Here is code of system.connect callback

<?php
function _system_resource_connect() {
  global $user;
  services_remove_user_data($user);

  $return = new stdClass();
  $return->sessid = session_id();
  $return->user = $user;

  return $return;
}
?>
drewish’s picture

Component: Code » Documentation
Category: support » bug
Priority: Normal » Minor
Status: Fixed » Active

ygerasimov, then "the details of a new anonymous session" is incorrect, it's the current session. we need to fix the docs for that. and we should also expose a description in the UI since it's not at all obvious what that method does unless you open up the code.

ygerasimov’s picture

Status: Active » Needs review
StatusFileSize
new542 bytes

Ah. Understand. Do you think attached patch changes are good enough description?

I completely agree that it would be nice to have description of actions, relationships and targeted_actions in the UI. But I think we should create separate issue for this.
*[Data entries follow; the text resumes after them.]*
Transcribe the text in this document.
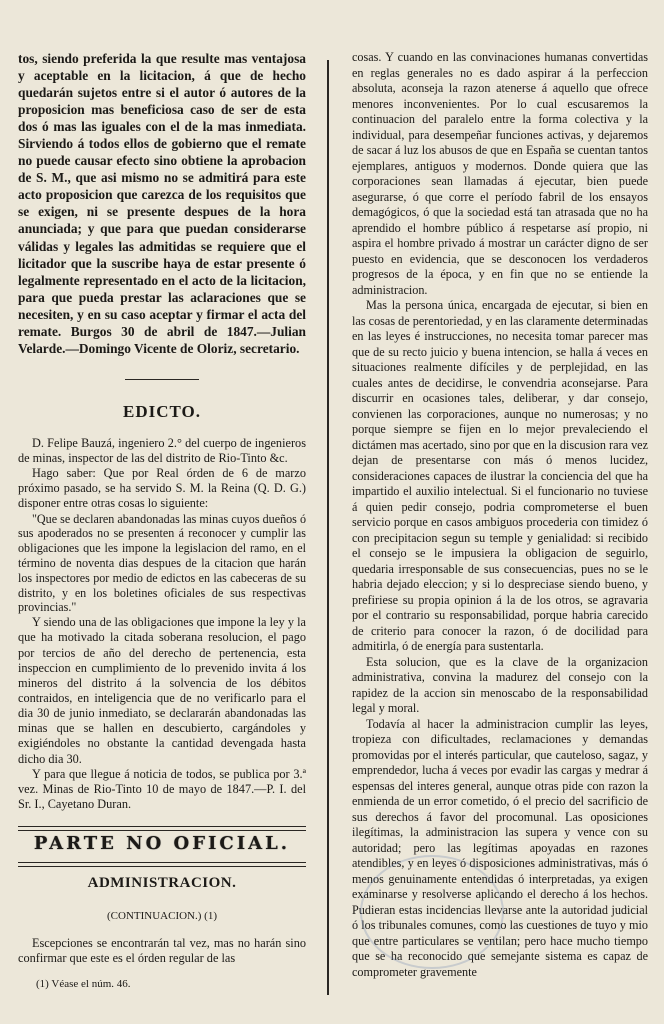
tos, siendo preferida la que resulte mas ventajosa y aceptable en la licitacion, á que de hecho quedarán sujetos entre si el autor ó autores de la proposicion mas beneficiosa caso de ser de esta dos ó mas las iguales con el de la mas inmediata. Sirviendo á todos ellos de gobierno que el remate no puede causar efecto sino obtiene la aprobacion de S. M., que asi mismo no se admitirá para este acto proposicion que carezca de los requisitos que se exigen, ni se presente despues de la hora anunciada; y que para que puedan considerarse válidas y legales las admitidas se requiere que el licitador que la suscribe haya de estar presente ó legalmente representado en el acto de la licitacion, para que pueda prestar las aclaraciones que se necesiten, y en su caso aceptar y firmar el acta del remate. Burgos 30 de abril de 1847.—Julian Velarde.—Domingo Vicente de Oloriz, secretario.

EDICTO.

D. Felipe Bauzá, ingeniero 2.° del cuerpo de ingenieros de minas, inspector de las del distrito de Rio-Tinto &c.

Hago saber: Que por Real órden de 6 de marzo próximo pasado, se ha servido S. M. la Reina (Q. D. G.) disponer entre otras cosas lo siguiente:

"Que se declaren abandonadas las minas cuyos dueños ó sus apoderados no se presenten á reconocer y cumplir las obligaciones que les impone la legislacion del ramo, en el término de noventa dias despues de la citacion que harán los inspectores por medio de edictos en las cabeceras de su distrito, y en los boletines oficiales de sus respectivas provincias."

Y siendo una de las obligaciones que impone la ley y la que ha motivado la citada soberana resolucion, el pago por tercios de año del derecho de pertenencia, esta inspeccion en cumplimiento de lo prevenido invita á los mineros del distrito á la solvencia de los débitos contraidos, en inteligencia que de no verificarlo para el dia 30 de junio inmediato, se declararán abandonadas las minas que se hallen en descubierto, cargándoles y exigiéndoles no obstante la cantidad devengada hasta dicho dia 30.

Y para que llegue á noticia de todos, se publica por 3.ª vez. Minas de Rio-Tinto 10 de mayo de 1847.—P. I. del Sr. I., Cayetano Duran.

PARTE NO OFICIAL.
ADMINISTRACION.
(CONTINUACION.) (1)

Escepciones se encontrarán tal vez, mas no harán sino confirmar que este es el órden regular de las

cosas. Y cuando en las convinaciones humanas convertidas en reglas generales no es dado aspirar á la perfeccion absoluta, aconseja la razon atenerse á aquello que ofrece menores inconvenientes. Por lo cual escusaremos la continuacion del paralelo entre la forma colectiva y la individual, para desempeñar funciones activas, y dejaremos de sacar á luz los abusos de que en España se cuentan tantos ejemplares, antiguos y modernos. Donde quiera que las corporaciones sean llamadas á ejecutar, bien puede asegurarse, ó que corre el período fabril de los ensayos demagógicos, ó que la sociedad está tan atrasada que no ha aprendido el hombre público á respetarse así propio, ni aspira el hombre privado á mostrar un carácter digno de ser puesto en evidencia, que se desconocen los verdaderos progresos de la época, y en fin que no se entiende la administracion.

Mas la persona única, encargada de ejecutar, si bien en las cosas de perentoriedad, y en las claramente determinadas en las leyes é instrucciones, no necesita tomar parecer mas que de su recto juicio y buena intencion, se halla á veces en situaciones realmente difíciles y de perplejidad, en las cuales antes de decidirse, le convendria aconsejarse. Para discurrir en ocasiones tales, deliberar, y dar consejo, convienen las corporaciones, aunque no numerosas; y no porque siempre se fijen en lo mejor prevaleciendo el dictámen mas acertado, sino por que en la discusion rara vez dejan de presentarse con más ó menos lucidez, consideraciones capaces de ilustrar la conciencia del que ha impartido el auxilio intelectual. Si el funcionario no tuviese á quien pedir consejo, podria comprometerse el buen servicio porque en casos ambiguos procederia con timidez ó con precipitacion segun su temple y genialidad: si recibido el consejo se le impusiera la obligacion de seguirlo, quedaria irresponsable de sus consecuencias, pues no se le habria dejado eleccion; y si lo despreciase siendo bueno, y prefiriese su propia opinion á la de los otros, se agravaria por el contrario su responsabilidad, porque habria carecido de criterio para conocer la razon, ó de docilidad para admitirla, ó de energía para sustentarla.

Esta solucion, que es la clave de la organizacion administrativa, convina la madurez del consejo con la rapidez de la accion sin menoscabo de la responsabilidad legal y moral.

Todavía al hacer la administracion cumplir las leyes, tropieza con dificultades, reclamaciones y demandas promovidas por el interés particular, que cauteloso, sagaz, y emprendedor, lucha á veces por evadir las cargas y medrar á espensas del interes general, aunque otras pide con razon la enmienda de un error cometido, ó el precio del sacrificio de sus derechos á favor del procomunal. Las oposiciones ilegítimas, la administracion las supera y vence con su autoridad; pero las legítimas apoyadas en razones atendibles, y en leyes ó disposiciones administrativas, más ó menos genuinamente entendidas ó interpretadas, ya exigen examinarse y resolverse aplicando el derecho á los hechos. Pudieran estas incidencias llevarse ante la autoridad judicial ó los tribunales comunes, como las cuestiones de tuyo y mio que entre particulares se ventilan; pero hace mucho tiempo que se ha reconocido que semejante sistema es capaz de comprometer gravemente

(1) Véase el núm. 46.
Status: Needs review » Needs work

The last submitted patch, services-1642412-system-connect-better-documentation.patch, failed testing.

drewish’s picture

Status: Needs work » Reviewed & tested by the community

Yeah that's great.

ygerasimov’s picture

Status: Reviewed & tested by the community » Fixed

I have added 'help' property of the connect method and comitted to both 7.x-3.x and 6.x-3.x branches.

Status: Fixed » Closed (fixed)

Automatically closed -- issue fixed for 2 weeks with no activity.